Fate of 15 NO 3 − and 15 NH 4 + in the Treatment of Eutrophic Water Using the Floating Macrophyte, Eichhornia crassipes

Use of the floating aquatic macrophyte, Eichhornia crassipes , to improve eutrophic water quality is practiced on a large scale in China.
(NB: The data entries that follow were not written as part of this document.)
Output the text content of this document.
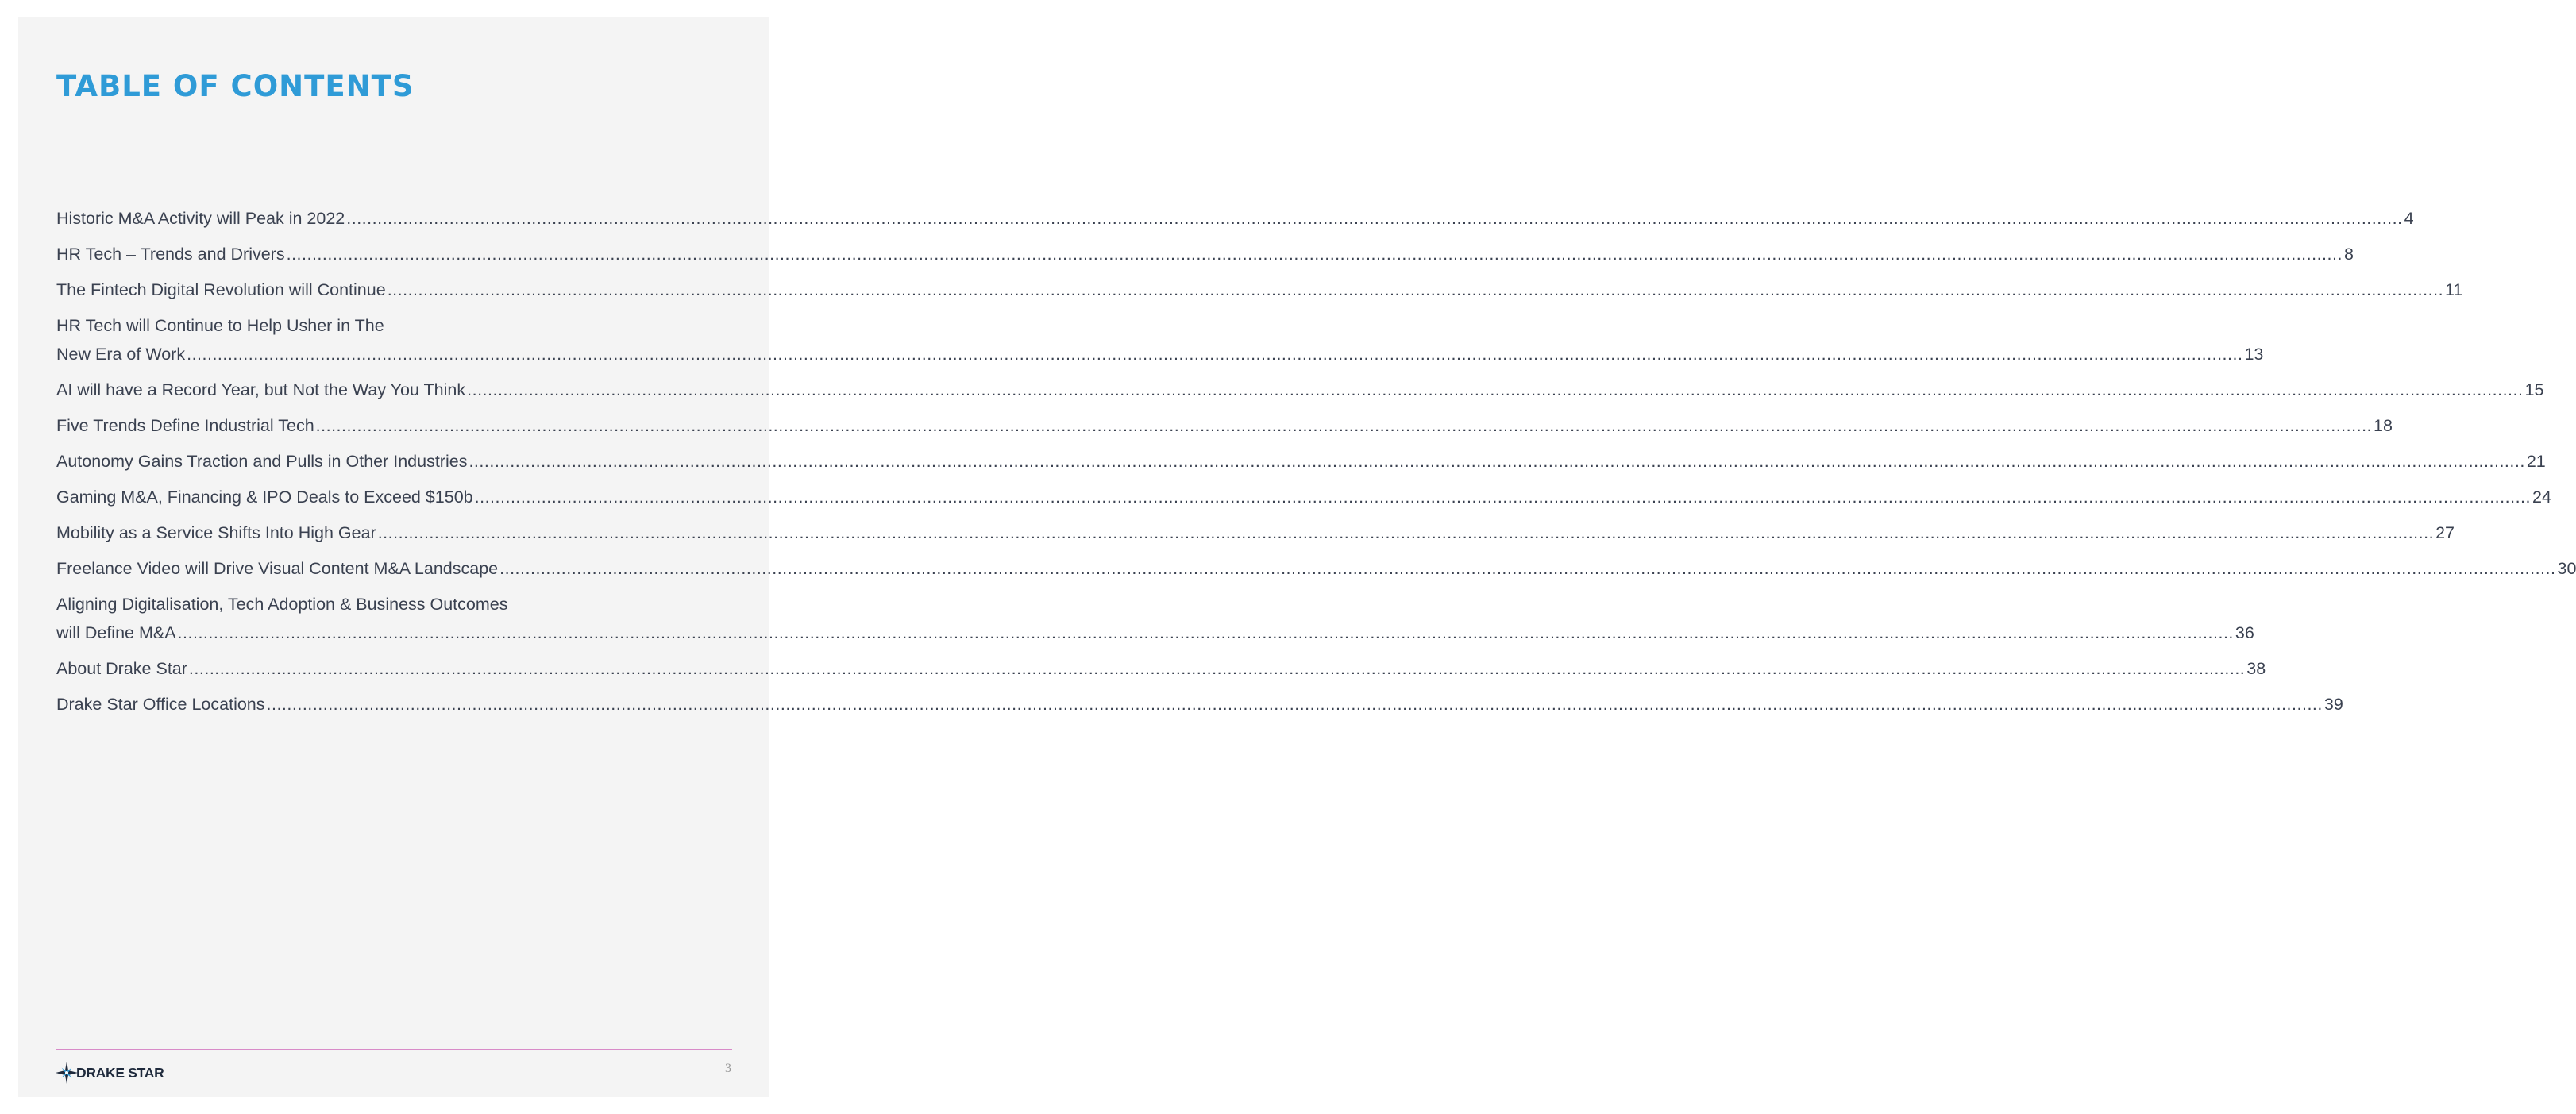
TABLE OF CONTENTS
Historic M&A Activity will Peak in 2022 ................................................................................................................................................................................................................................................................................................................................................................................................................ 4
HR Tech – Trends and Drivers ................................................................................................................................................................................................................................................................................................................................................................................................................ 8
The Fintech Digital Revolution will Continue ................................................................................................................................................................................................................................................................................................................................................................................................................ 11
HR Tech will Continue to Help Usher in The
New Era of Work ................................................................................................................................................................................................................................................................................................................................................................................................................ 13
AI will have a Record Year, but Not the Way You Think ................................................................................................................................................................................................................................................................................................................................................................................................................ 15
Five Trends Define Industrial Tech ................................................................................................................................................................................................................................................................................................................................................................................................................ 18
Autonomy Gains Traction and Pulls in Other Industries ................................................................................................................................................................................................................................................................................................................................................................................................................ 21
Gaming M&A, Financing & IPO Deals to Exceed $150b ................................................................................................................................................................................................................................................................................................................................................................................................................ 24
Mobility as a Service Shifts Into High Gear ................................................................................................................................................................................................................................................................................................................................................................................................................ 27
Freelance Video will Drive Visual Content M&A Landscape ................................................................................................................................................................................................................................................................................................................................................................................................................ 30
Aligning Digitalisation, Tech Adoption & Business Outcomes
will Define M&A ................................................................................................................................................................................................................................................................................................................................................................................................................ 36
About Drake Star ................................................................................................................................................................................................................................................................................................................................................................................................................ 38
Drake Star Office Locations ................................................................................................................................................................................................................................................................................................................................................................................................................ 39
DRAKE STAR	3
Limited information is available on the relative importance of the biological NO 3 − or NH 4 + removal process during the treatment of eutrophic water using Eichhornia crassipes . To investigate the key process responsible for the removal of NO 3 − and NH 4 + , 15 N‐NO 3 − (9.98 atom % [at.%] 15 N) or 15 N‐NH 4 + (10.08 at.% 15 N) was added to obtain eutrophic water with or without the cultivation of Eichhornia crassipes . In the unplanted water, considerable proportions of the added 15 N‐NO 3 − (27.13 ± 4.87%) or 15 N‐NH 4 + (42.08 ± 7.22%) were assimilated by the developed algae. The growth of Eichhornia crassipes controlled algae development in the planted water. Furthermore, the cultivation of Eichhornia crassipes stimulated gaseous loss of N by microbial denitrification (8.61 ± 1.70% N 2 O‐N loss from 15 N‐NO 3 − –labeled water). Apart from N loss by denitrification, considerable proportions of the added 15 N‐NO 3 − (62.01 ± 6.93%) or 15 N‐NH 4 + (76.76 ± 6.21%) were assimilated into the macrophyte N pools. The fine root detritus of Eichhornia crassipes contained a proportion of N (4.37 ± 1.39% in 15 NO 3 − –labeled water, 2.03 ± 0.52% in 15 NH 4 + –labeled water) that will be returned to the water after decomposition. In addition to 15 N loss via N 2 O emission, an unaccounted proportion of 15 N could be mainly due to gaseous loss as N 2 by denitrification (25.00% in 15 N‐NO 3 − –labeled water with Eichhornia crassipes ).